Additionally, in paragraph 287 of TR 2009/2 the Commissioner states:
287. The question of whether an employment relationship continues to exist after what would otherwise be its expiration is a question of fact. If a set term is expressly stipulated in an employment contract, the Commissioner considers that this will govern the relationship unless implied terms to the contrary can be established.
In the present case, the set term of employment was stipulated in the Contract and the Taxpayer’s employment terminated on the end date of the specified term.

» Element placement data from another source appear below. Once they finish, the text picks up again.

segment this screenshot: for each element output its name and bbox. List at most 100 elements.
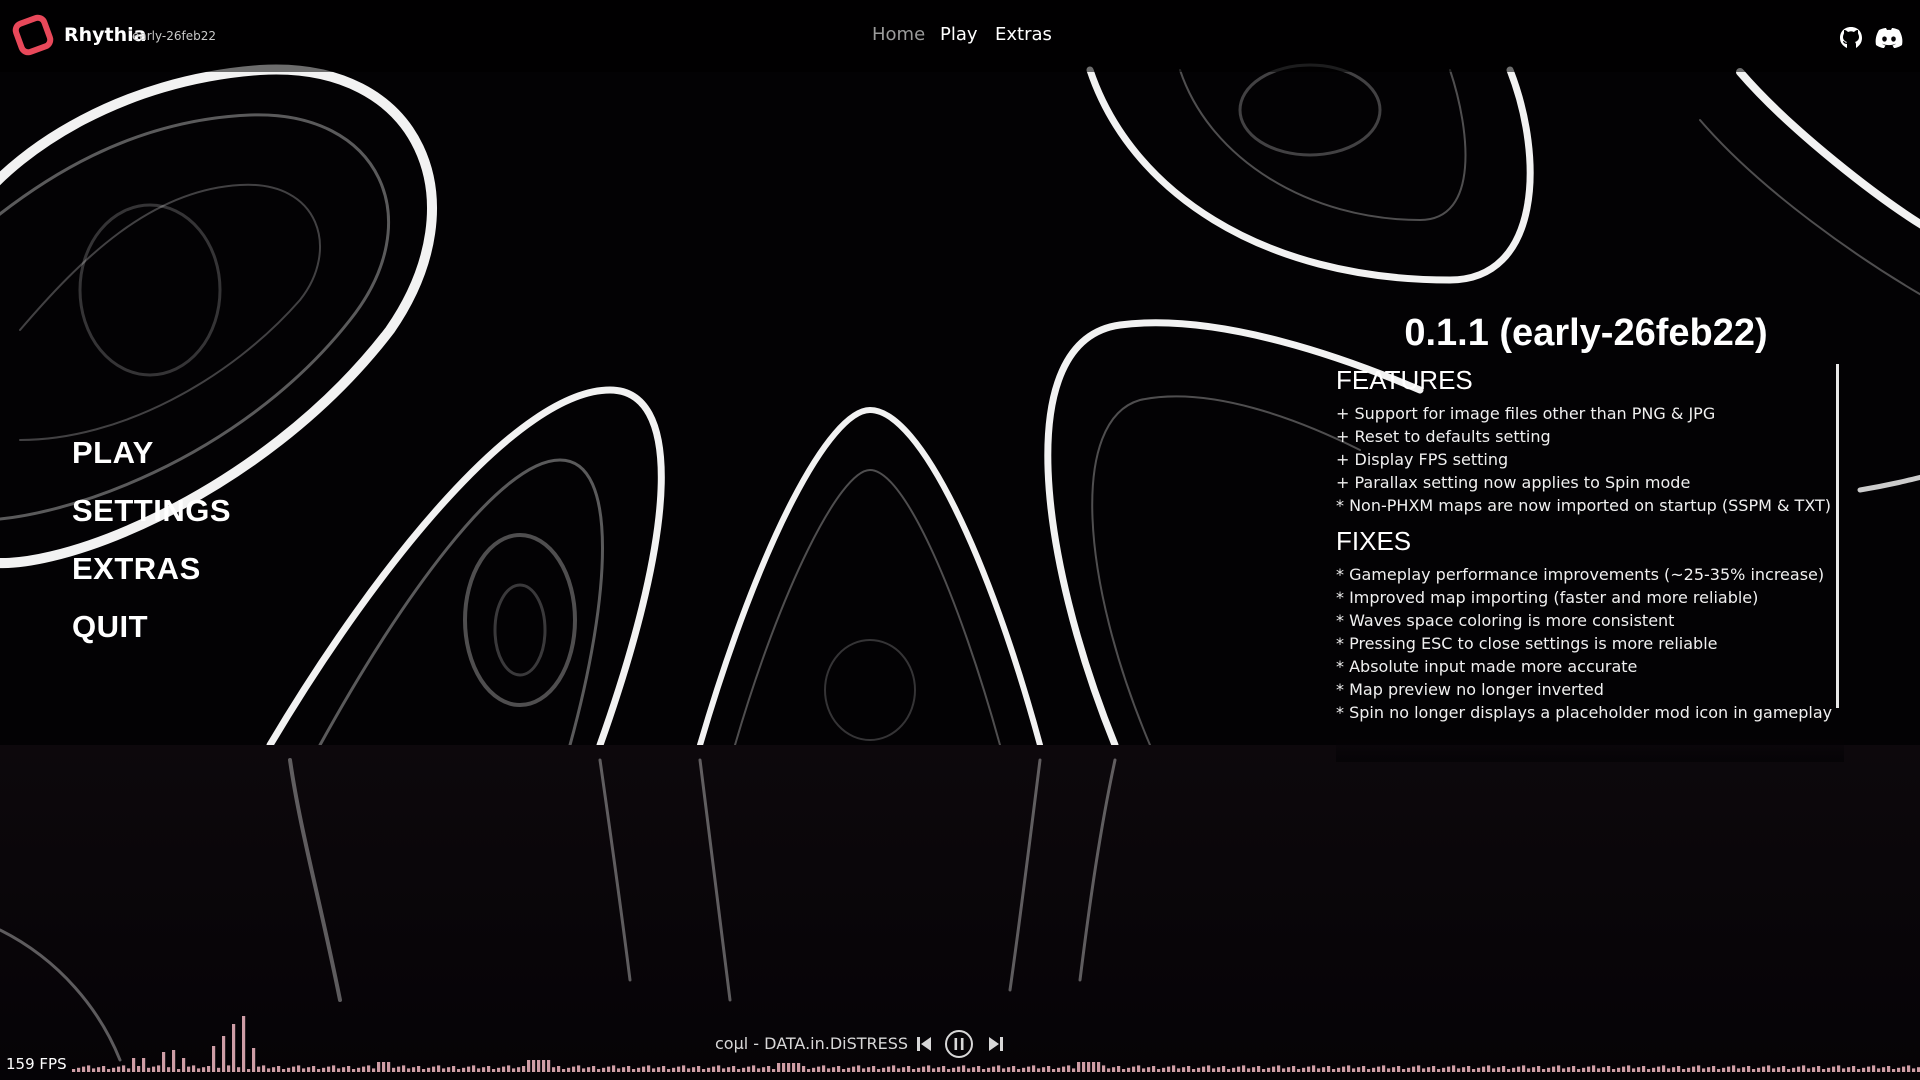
visualizer-bar: [1262, 1069, 1266, 1072]
visualizer-bar: [102, 1066, 106, 1072]
visualizer-bar: [507, 1065, 511, 1072]
visualizer-bar: [857, 1065, 861, 1072]
visualizer-bar: [1642, 1066, 1646, 1072]
visualizer-bar: [897, 1068, 901, 1072]
menu-quit-button[interactable]: QUIT: [72, 602, 231, 660]
visualizer-bar: [1337, 1067, 1341, 1072]
visualizer-bar: [1452, 1065, 1456, 1072]
visualizer-bar: [902, 1067, 906, 1072]
visualizer-bar: [292, 1066, 296, 1072]
visualizer-bar: [1142, 1068, 1146, 1072]
github-icon[interactable]: [1838, 25, 1864, 51]
visualizer-bar: [777, 1063, 781, 1072]
visualizer-bar: [1712, 1066, 1716, 1072]
visualizer-bar: [872, 1066, 876, 1072]
nav-extras[interactable]: Extras: [995, 24, 1052, 45]
visualizer-bar: [1442, 1067, 1446, 1072]
visualizer-bar: [542, 1060, 546, 1072]
visualizer-bar: [1552, 1066, 1556, 1072]
changelog-item: + Support for image files other than PNG…: [1336, 404, 1716, 423]
visualizer-bar: [1132, 1066, 1136, 1072]
visualizer-bar: [887, 1066, 891, 1072]
changelog-item: * Absolute input made more accurate: [1336, 657, 1638, 676]
visualizer-bar: [1147, 1067, 1151, 1072]
visualizer-bar: [1137, 1065, 1141, 1072]
visualizer-bar: [652, 1068, 656, 1072]
visualizer-bar: [1097, 1062, 1101, 1072]
visualizer-bar: [1717, 1069, 1721, 1072]
visualizer-bar: [492, 1069, 496, 1072]
visualizer-bar: [737, 1069, 741, 1072]
visualizer-bar: [682, 1065, 686, 1072]
visualizer-bar: [1702, 1068, 1706, 1072]
visualizer-bar: [1727, 1066, 1731, 1072]
menu-extras-button[interactable]: EXTRAS: [72, 544, 231, 602]
visualizer-bar: [932, 1068, 936, 1072]
visualizer-bar: [612, 1065, 616, 1072]
visualizer-bar: [1232, 1067, 1236, 1072]
visualizer-bar: [287, 1067, 291, 1072]
visualizer-bar: [1827, 1067, 1831, 1072]
visualizer-bar: [332, 1065, 336, 1072]
visualizer-bar: [1047, 1066, 1051, 1072]
visualizer-bar: [257, 1066, 261, 1072]
visualizer-bar: [382, 1062, 386, 1072]
visualizer-bar: [1002, 1068, 1006, 1072]
visualizer-bar: [1377, 1066, 1381, 1072]
visualizer-bar: [147, 1067, 151, 1072]
visualizer-bar: [862, 1068, 866, 1072]
visualizer-bar: [1267, 1067, 1271, 1072]
visualizer-bar: [112, 1067, 116, 1072]
discord-icon[interactable]: [1874, 26, 1904, 50]
visualizer-bar: [487, 1066, 491, 1072]
visualizer-bar: [327, 1066, 331, 1072]
visualizer-bar: [972, 1067, 976, 1072]
visualizer-bar: [307, 1067, 311, 1072]
visualizer-bar: [1317, 1068, 1321, 1072]
visualizer-bar: [1392, 1067, 1396, 1072]
next-track-icon[interactable]: [988, 1035, 1004, 1053]
nav-play[interactable]: Play: [940, 24, 978, 45]
visualizer-bar: [1797, 1066, 1801, 1072]
fixes-heading: FIXES: [1336, 526, 1412, 556]
visualizer-bar: [472, 1065, 476, 1072]
visualizer-bar: [1612, 1069, 1616, 1072]
visualizer-bar: [1637, 1067, 1641, 1072]
visualizer-bar: [1512, 1067, 1516, 1072]
changelog-panel[interactable]: FEATURES + Support for image files other…: [1336, 362, 1844, 762]
visualizer-bar: [1017, 1069, 1021, 1072]
menu-play-button[interactable]: PLAY: [72, 428, 231, 486]
visualizer-bar: [1867, 1066, 1871, 1072]
visualizer-bar: [937, 1067, 941, 1072]
changelog-item: + Display FPS setting: [1336, 450, 1509, 469]
visualizer-bar: [797, 1063, 801, 1072]
visualizer-bar: [447, 1067, 451, 1072]
pause-icon[interactable]: [944, 1029, 974, 1059]
visualizer-bar: [477, 1068, 481, 1072]
visualizer-bar: [157, 1065, 161, 1072]
visualizer-bar: [1032, 1065, 1036, 1072]
visualizer-bar: [347, 1066, 351, 1072]
visualizer-bar: [697, 1066, 701, 1072]
changelog-item: * Waves space coloring is more consisten…: [1336, 611, 1675, 630]
previous-track-icon[interactable]: [916, 1035, 932, 1053]
rhythia-logo-icon[interactable]: [10, 12, 56, 58]
visualizer-bar: [1307, 1066, 1311, 1072]
visualizer-bar: [952, 1067, 956, 1072]
changelog-scrollbar[interactable]: [1836, 364, 1839, 708]
visualizer-bar: [677, 1066, 681, 1072]
visualizer-bar: [1077, 1062, 1081, 1072]
visualizer-bar: [567, 1067, 571, 1072]
visualizer-bar: [1902, 1066, 1906, 1072]
visualizer-bar: [557, 1066, 561, 1072]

However, evidence indicates that the express terms of the Contract should be displaced and that an ongoing employment relationship did; in fact, exist between the Taxpayer and the Employer. This view is based on the following:
● the Taxpayer’s fixed-term contract was renewed three times over a period of XX years;
● there were no breaks in the Taxpayer’s employment with the Employer from the commencement date to the termination date;
● the Employer was the Taxpayer’s sole employer during the relevant employment period;
● during the relevant employment period, the Taxpayer accrued sick leave, annual leave, long service leave and carried these forward from one fixed- term to the next;
● the Employer made superannuation contributions on behalf of the Taxpayer throughout the relevant employment period.
Consequently, it is considered that termination, in this case, did not occur at the end of a fixed period of employment.
Based on the above and the fact that the parties were dealing with each other at arm’s length; the payment was not in lieu of superannuation benefits; and there was no arrangement to employ the Taxpayer after the termination, the Payment received by the Taxpayer is a genuine redundancy payment for the purposes of section 83-175 of the ITAA 1997.